There are times when we see events and ascribe meaning to them that have no right to earn meaning.  It is raining, thus I wasn’t meant to go outside.  I met my spouse at a party I attended on a whim – I was meant to go to that party.  I had a great Latin teacher and now I have a degree in Classics, so I was meant to have such an inspirational teacher.  I missed my taxi and was late getting to the airport and so I missed getting on my flight on 9/11; there must be a purpose I was left to do.

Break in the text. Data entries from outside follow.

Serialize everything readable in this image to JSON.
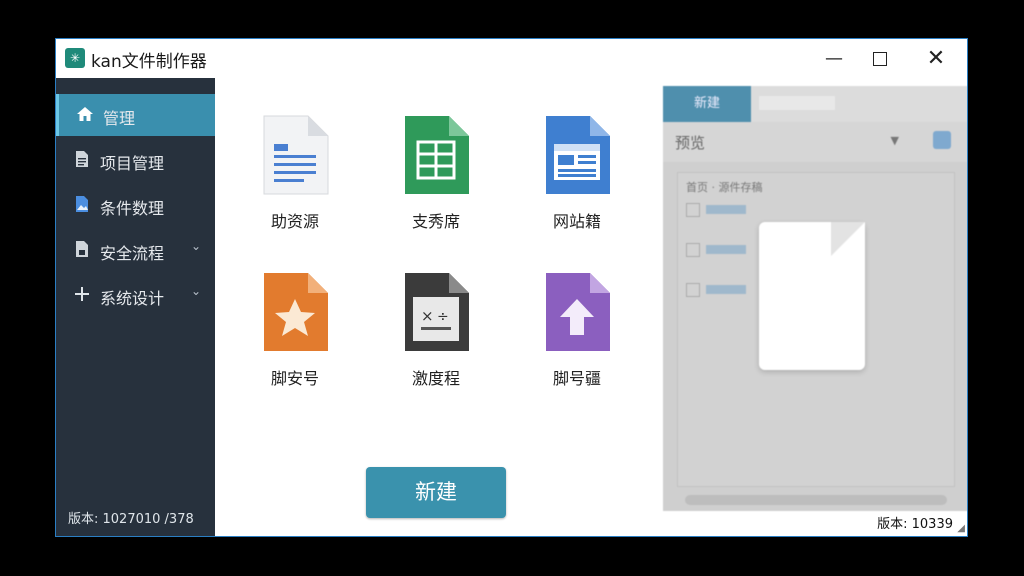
{
  "window": {
    "title": "kan文件制作器",
    "app_icon": "✳",
    "minimize": "—",
    "close": "✕"
  },
  "sidebar": {
    "items": [
      {
        "label": "管理",
        "icon": "home-icon",
        "active": true
      },
      {
        "label": "项目管理",
        "icon": "document-icon"
      },
      {
        "label": "条件数理",
        "icon": "image-file-icon"
      },
      {
        "label": "安全流程",
        "icon": "lock-file-icon",
        "has_chevron": true
      },
      {
        "label": "系统设计",
        "icon": "plus-icon",
        "has_chevron": true
      }
    ],
    "version": "版本: 1027010 /378"
  },
  "main": {
    "tiles": [
      {
        "name": "助资源",
        "icon": "document-text-icon",
        "color": "#4a7fd1"
      },
      {
        "name": "支秀席",
        "icon": "spreadsheet-icon",
        "color": "#2f9a5a"
      },
      {
        "name": "网站籍",
        "icon": "web-page-icon",
        "color": "#3f7fd0"
      },
      {
        "name": "脚安号",
        "icon": "star-file-icon",
        "color": "#e27b2e"
      },
      {
        "name": "激度程",
        "icon": "formula-file-icon",
        "color": "#3b3b3b"
      },
      {
        "name": "脚号疆",
        "icon": "upload-file-icon",
        "color": "#8b5fbf"
      }
    ],
    "new_button": "新建"
  },
  "preview": {
    "tab_active": "新建",
    "title": "预览",
    "list_header": "首页 · 源件存稿"
  },
  "footer": {
    "version": "版本: 10339"
  },
  "colors": {
    "sidebar_bg": "#27313d",
    "active_item": "#3a8fae",
    "accent": "#3a92ad"
  }
}
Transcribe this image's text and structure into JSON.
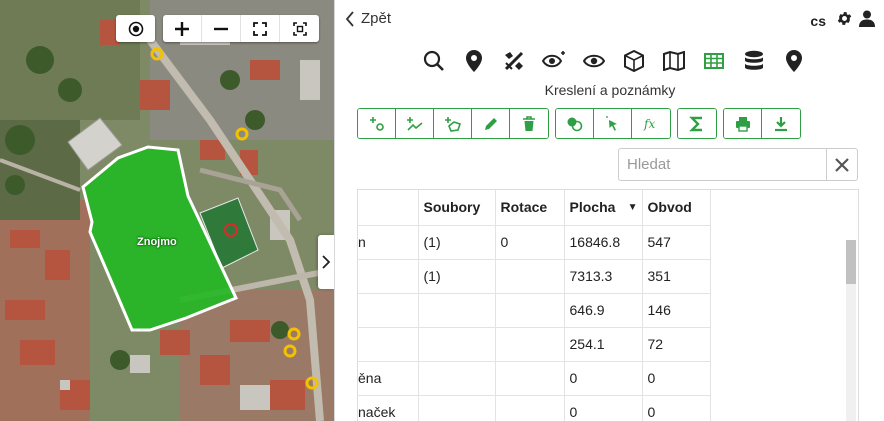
{
  "map": {
    "feature_label": "Znojmo",
    "tools": {
      "locate_icon": "target-icon",
      "zoom_in_icon": "plus-icon",
      "zoom_out_icon": "minus-icon",
      "fullscreen_icon": "fullscreen-icon",
      "fit_icon": "fit-extent-icon"
    },
    "colors": {
      "polygon": "#22b822",
      "polygon_stroke": "#ffffff",
      "marker": "#f2c200",
      "selected": "#e0282e"
    }
  },
  "panel": {
    "back_label": "Zpět",
    "language": "cs",
    "section_title": "Kreslení a poznámky",
    "search": {
      "placeholder": "Hledat",
      "value": ""
    },
    "icons": [
      "search-icon",
      "map-marker-icon",
      "tools-icon",
      "eye-scan-icon",
      "eye-icon",
      "cube-icon",
      "map-icon",
      "table-icon",
      "database-icon",
      "place-icon"
    ],
    "accent": "#2ea043",
    "table": {
      "columns": [
        "",
        "Soubory",
        "Rotace",
        "Plocha",
        "Obvod"
      ],
      "sorted_column": "Plocha",
      "rows": [
        [
          "n",
          "(1)",
          "0",
          "16846.8",
          "547"
        ],
        [
          "",
          "(1)",
          "",
          "7313.3",
          "351"
        ],
        [
          "",
          "",
          "",
          "646.9",
          "146"
        ],
        [
          "",
          "",
          "",
          "254.1",
          "72"
        ],
        [
          "ěna",
          "",
          "",
          "0",
          "0"
        ],
        [
          "naček",
          "",
          "",
          "0",
          "0"
        ]
      ]
    }
  }
}
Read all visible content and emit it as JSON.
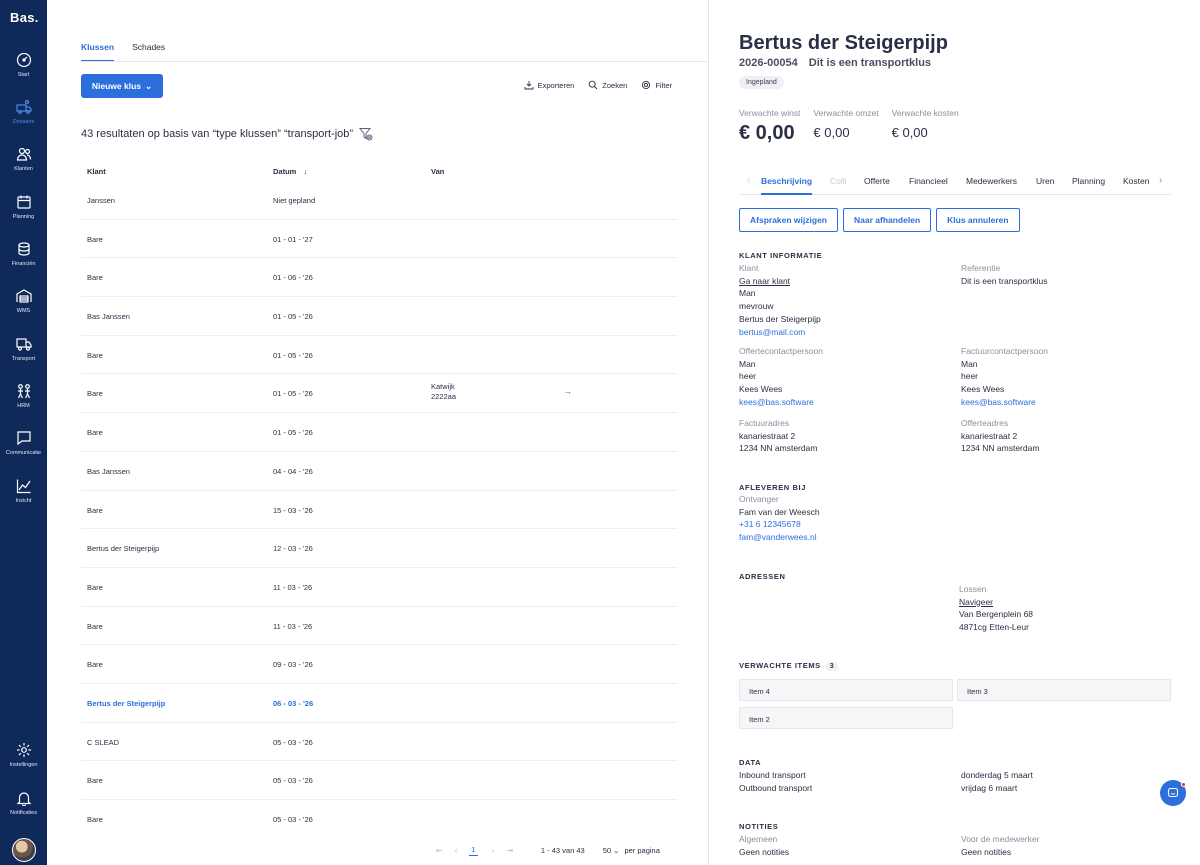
{
  "app": {
    "logo": "Bas."
  },
  "sidebar": {
    "items": [
      {
        "label": "Start",
        "icon": "gauge-icon"
      },
      {
        "label": "Dossiers",
        "icon": "truck-user-icon",
        "active": true
      },
      {
        "label": "Klanten",
        "icon": "users-icon"
      },
      {
        "label": "Planning",
        "icon": "calendar-icon"
      },
      {
        "label": "Financiën",
        "icon": "coins-icon"
      },
      {
        "label": "WMS",
        "icon": "warehouse-icon"
      },
      {
        "label": "Transport",
        "icon": "truck-icon"
      },
      {
        "label": "HRM",
        "icon": "people-icon"
      },
      {
        "label": "Communicatie",
        "icon": "chat-bubble-icon"
      },
      {
        "label": "Inzicht",
        "icon": "chart-line-icon"
      }
    ],
    "bottom_items": [
      {
        "label": "Instellingen",
        "icon": "gear-icon"
      },
      {
        "label": "Notificaties",
        "icon": "bell-icon"
      }
    ]
  },
  "list": {
    "tabs": [
      {
        "label": "Klussen",
        "active": true
      },
      {
        "label": "Schades",
        "active": false
      }
    ],
    "new_button": "Nieuwe klus",
    "toolbar": {
      "export": "Exporteren",
      "search": "Zoeken",
      "filter": "Filter"
    },
    "results_text": "43 resultaten op basis van “type klussen” “transport-job”",
    "columns": {
      "klant": "Klant",
      "datum": "Datum",
      "van": "Van"
    },
    "rows": [
      {
        "klant": "Janssen",
        "datum": "Niet gepland",
        "van1": "",
        "van2": "",
        "arrow": ""
      },
      {
        "klant": "Bare",
        "datum": "01 - 01 - '27",
        "van1": "",
        "van2": "",
        "arrow": ""
      },
      {
        "klant": "Bare",
        "datum": "01 - 06 - '26",
        "van1": "",
        "van2": "",
        "arrow": ""
      },
      {
        "klant": "Bas Janssen",
        "datum": "01 - 05 - '26",
        "van1": "",
        "van2": "",
        "arrow": ""
      },
      {
        "klant": "Bare",
        "datum": "01 - 05 - '26",
        "van1": "",
        "van2": "",
        "arrow": ""
      },
      {
        "klant": "Bare",
        "datum": "01 - 05 - '26",
        "van1": "Katwijk",
        "van2": "2222aa",
        "arrow": "→"
      },
      {
        "klant": "Bare",
        "datum": "01 - 05 - '26",
        "van1": "",
        "van2": "",
        "arrow": ""
      },
      {
        "klant": "Bas Janssen",
        "datum": "04 - 04 - '26",
        "van1": "",
        "van2": "",
        "arrow": ""
      },
      {
        "klant": "Bare",
        "datum": "15 - 03 - '26",
        "van1": "",
        "van2": "",
        "arrow": ""
      },
      {
        "klant": "Bertus der Steigerpijp",
        "datum": "12 - 03 - '26",
        "van1": "",
        "van2": "",
        "arrow": ""
      },
      {
        "klant": "Bare",
        "datum": "11 - 03 - '26",
        "van1": "",
        "van2": "",
        "arrow": ""
      },
      {
        "klant": "Bare",
        "datum": "11 - 03 - '26",
        "van1": "",
        "van2": "",
        "arrow": ""
      },
      {
        "klant": "Bare",
        "datum": "09 - 03 - '26",
        "van1": "",
        "van2": "",
        "arrow": ""
      },
      {
        "klant": "Bertus der Steigerpijp",
        "datum": "06 - 03 - '26",
        "van1": "",
        "van2": "",
        "arrow": "",
        "highlight": true
      },
      {
        "klant": "C SLEAD",
        "datum": "05 - 03 - '26",
        "van1": "",
        "van2": "",
        "arrow": ""
      },
      {
        "klant": "Bare",
        "datum": "05 - 03 - '26",
        "van1": "",
        "van2": "",
        "arrow": ""
      },
      {
        "klant": "Bare",
        "datum": "05 - 03 - '26",
        "van1": "",
        "van2": "",
        "arrow": ""
      }
    ],
    "pagination": {
      "current_page": "1",
      "range": "1 - 43 van 43",
      "per_page": "50",
      "per_page_label": "per pagina"
    }
  },
  "detail": {
    "title": "Bertus der Steigerpijp",
    "number": "2026-00054",
    "subtitle": "Dit is een transportklus",
    "status": "Ingepland",
    "metrics": [
      {
        "label": "Verwachte winst",
        "value": "€ 0,00"
      },
      {
        "label": "Verwachte omzet",
        "value": "€ 0,00"
      },
      {
        "label": "Verwachte kosten",
        "value": "€ 0,00"
      }
    ],
    "tabs": [
      "Beschrijving",
      "Colli",
      "Offerte",
      "Financieel",
      "Medewerkers",
      "Uren",
      "Planning",
      "Kosten"
    ],
    "actions": [
      "Afspraken wijzigen",
      "Naar afhandelen",
      "Klus annuleren"
    ],
    "klant_info": {
      "heading": "KLANT INFORMATIE",
      "klant_label": "Klant",
      "klant_link": "Ga naar klant",
      "klant_gender": "Man",
      "klant_salutation": "mevrouw",
      "klant_name": "Bertus der Steigerpijp",
      "klant_email": "bertus@mail.com",
      "referentie_label": "Referentie",
      "referentie_value": "Dit is een transportklus",
      "offerte_label": "Offertecontactpersoon",
      "offerte_gender": "Man",
      "offerte_salutation": "heer",
      "offerte_name": "Kees Wees",
      "offerte_email": "kees@bas.software",
      "factuur_label": "Factuurcontactpersoon",
      "factuur_gender": "Man",
      "factuur_salutation": "heer",
      "factuur_name": "Kees Wees",
      "factuur_email": "kees@bas.software",
      "factuuradres_label": "Factuuradres",
      "factuuradres_street": "kanariestraat 2",
      "factuuradres_city": "1234 NN amsterdam",
      "offerteadres_label": "Offerteadres",
      "offerteadres_street": "kanariestraat 2",
      "offerteadres_city": "1234 NN amsterdam"
    },
    "afleveren": {
      "heading": "AFLEVEREN BIJ",
      "ontvanger_label": "Ontvanger",
      "name": "Fam van der Weesch",
      "phone": "+31 6 12345678",
      "email": "fam@vanderwees.nl"
    },
    "adressen": {
      "heading": "ADRESSEN",
      "lossen_label": "Lossen",
      "lossen_link": "Navigeer",
      "street": "Van Bergenplein 68",
      "city": "4871cg Etten-Leur"
    },
    "items": {
      "heading": "VERWACHTE ITEMS",
      "count": "3",
      "list": [
        "Item 4",
        "Item 3",
        "Item 2"
      ]
    },
    "data": {
      "heading": "DATA",
      "inbound_label": "Inbound transport",
      "inbound_value": "donderdag 5 maart",
      "outbound_label": "Outbound transport",
      "outbound_value": "vrijdag 6 maart"
    },
    "notities": {
      "heading": "NOTITIES",
      "algemeen_label": "Algemeen",
      "algemeen_value": "Geen notities",
      "medewerker_label": "Voor de medewerker",
      "medewerker_value": "Geen notities"
    }
  },
  "colors": {
    "sidebar": "#0f2a5a",
    "accent": "#2c6fdc",
    "muted": "#8a8fa0"
  }
}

It is comforting to think in such ways.  When our life goes well, it is nice to believe something guided us.  And when it goes wrong, it is comforting to think that there WAS a path, we just missed it.  This is not to reject responsibility, but it is scary to be alone.  It is eases the terror that comes with freedom.  I am free to act in whatever way I want, but something will help me determine the best way.  The belief system is not problematic per se.  I do it, too.  Even so many atheists believe in Karma or good energy or gut intuition.  There must be something, something wiser, something to guide me.

But what does that say about human nature?  We crave meaning.  We search for – and find – patterns that are not real.  We find patterns that are not there!  We would rather lie to ourselves than admit ignorance.  How else do so many books on dating exist?  It is not so simple:  If so-and-so does this they like you.  Some say that action is a positive indicator, some say a negative one.  Who is willing to say it is not a reliable indicator of anything?  Further, who would accept that answer??

We want answers, even if they are false.

But the Old Forest isn’t representative of anything.  It is a flourish of inspiration.  A chance for the Creative Wizard (Tolkien) to show off a new and unparalleled world, where trees threaten to crush people if they are burnt down.  A world where trees attack civilization.  THOSE things are ripe with metaphor.  We can dig deep into either of those sentences.  But the Old Forest, itself, has little meaning.  And it would be a mistake to believe otherwise.  Every brushstroke has a purpose, but not every brushstroke has a meaning.

We must not, in the absence of Truth, accept mere ‘answers.’  It is good to know.  It is wisdom to accept what is not known.


(Note:  I don't think I was fated to have the late, great Dr. Fiveash.  But, oh, I am glad I did.)